Мартьянов пьян. Большое мясистое лицо его налилось кровью. Печь уже остыла – пока нет больших морозов, Мариамна топит экономно, – но Мартьянову жарко. Он расстегнул рубаху на широкой груди.
– Вот так я жил, – говорит он, тяжело отдуваясь, – вот такая была моя, Никита, блудная и черная жизнь…
Склонив аккуратно остриженную седую голову, сощурясь, Веденеев задумчиво водит по столу тоненькую рюмку…
– Только что крови не лил – к этому не причастен, нет, – а почему? Совести боялся?
– Нет, – тихо говорит Веденеев, – не совести.
– Кодекса боялся, ну да. Формально – руки чистые. А фактически сколько грехов на мне?..
– Можешь не считать, – говорит Веденеев так же тихо. – Мы сочли без тебя.
– Ты мне одно скажи, – говорит Мартьянов, подперев обеими руками большую лохматую голову и приблизив ее над столом к Веденееву, – отробил я свою черноту перед людьми или нет?
Веденеев молчит.
– Отробил или не отробил? – страстно повторяет Мартьянов. – Скажи!
– Ты-то сам как понимаешь? – спрашивает Веденеев. – Сам ты как чувствуешь?
– Не знаю! – с задышкой говорит Мартьянов и широко разводит руками. – Не знаю!
– Все прощается за труд, – сухо говорит Веденеев. – Сужу человека смотря по тому, какую долю труда он внес.
– Ну!
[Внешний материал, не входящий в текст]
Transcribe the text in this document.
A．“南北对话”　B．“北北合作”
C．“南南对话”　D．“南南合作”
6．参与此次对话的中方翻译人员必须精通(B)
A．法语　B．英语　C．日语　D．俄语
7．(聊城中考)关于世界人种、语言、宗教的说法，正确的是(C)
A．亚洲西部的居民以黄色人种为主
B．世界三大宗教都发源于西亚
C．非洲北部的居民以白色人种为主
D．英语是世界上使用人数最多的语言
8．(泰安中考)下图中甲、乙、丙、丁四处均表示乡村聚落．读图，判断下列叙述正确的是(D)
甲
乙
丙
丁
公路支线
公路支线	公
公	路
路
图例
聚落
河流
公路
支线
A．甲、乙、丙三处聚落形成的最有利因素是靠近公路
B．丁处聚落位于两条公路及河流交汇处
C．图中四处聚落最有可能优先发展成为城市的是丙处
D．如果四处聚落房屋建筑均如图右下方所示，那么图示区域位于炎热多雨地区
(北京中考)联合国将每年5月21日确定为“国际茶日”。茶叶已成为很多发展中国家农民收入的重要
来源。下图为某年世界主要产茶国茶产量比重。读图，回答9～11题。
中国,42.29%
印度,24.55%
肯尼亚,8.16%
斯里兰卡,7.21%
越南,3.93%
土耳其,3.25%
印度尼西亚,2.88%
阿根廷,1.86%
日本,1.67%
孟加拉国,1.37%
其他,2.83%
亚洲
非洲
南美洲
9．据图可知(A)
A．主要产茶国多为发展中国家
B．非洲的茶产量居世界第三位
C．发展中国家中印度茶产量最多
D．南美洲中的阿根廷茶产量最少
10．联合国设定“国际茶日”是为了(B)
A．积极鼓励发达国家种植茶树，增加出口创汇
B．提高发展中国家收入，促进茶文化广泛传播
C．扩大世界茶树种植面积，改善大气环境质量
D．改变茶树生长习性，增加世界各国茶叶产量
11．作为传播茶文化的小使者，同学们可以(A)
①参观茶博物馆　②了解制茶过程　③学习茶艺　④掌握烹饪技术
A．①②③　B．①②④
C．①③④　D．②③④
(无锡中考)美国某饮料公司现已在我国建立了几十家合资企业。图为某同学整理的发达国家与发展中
Ну! – говорит Мартьянов с ожесточением и надеждой. – Слыхал я это от тебя. Ты про меня, про меня скажи: отробил я?..
Веденеев встает, закладывает руки в карманы и ходит по комнате, размышляя. Подходит к печке, трогает ладонью остывшие кафели… И оттуда, от печки, доносится слово, которого ждет Мартьянов:
– Отробил…
И над маленьким южным городом тоже ночь.
Большое окно открыто в сад, в саду сухо, с жестяным постукиваньем шелестят листья какого-то растения.
Вот так в ветреную погоду постукивают на кладбищенских крестах жестяные венки…
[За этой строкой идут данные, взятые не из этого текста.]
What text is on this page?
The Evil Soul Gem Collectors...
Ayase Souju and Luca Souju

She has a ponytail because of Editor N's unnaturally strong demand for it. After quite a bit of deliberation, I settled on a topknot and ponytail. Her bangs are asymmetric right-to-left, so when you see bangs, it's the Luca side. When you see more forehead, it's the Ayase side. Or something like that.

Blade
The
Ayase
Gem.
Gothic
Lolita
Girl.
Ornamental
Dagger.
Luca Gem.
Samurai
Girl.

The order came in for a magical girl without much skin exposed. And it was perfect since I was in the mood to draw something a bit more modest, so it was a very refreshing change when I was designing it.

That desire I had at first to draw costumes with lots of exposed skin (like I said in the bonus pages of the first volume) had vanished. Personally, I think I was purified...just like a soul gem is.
Запихали в могилу и радуются. Сами живут, а он лежи и умирай.
– Маргарита! Будь добра, Маргарита, закрой окно.
Маргарита Валерьяновна входит из соседней комнаты и торопливо закрывает окно.
– Как ты хлопаешь. Неужели нельзя не хлопать… И спрашивается: для чего держать окна настежь, когда такая сырость?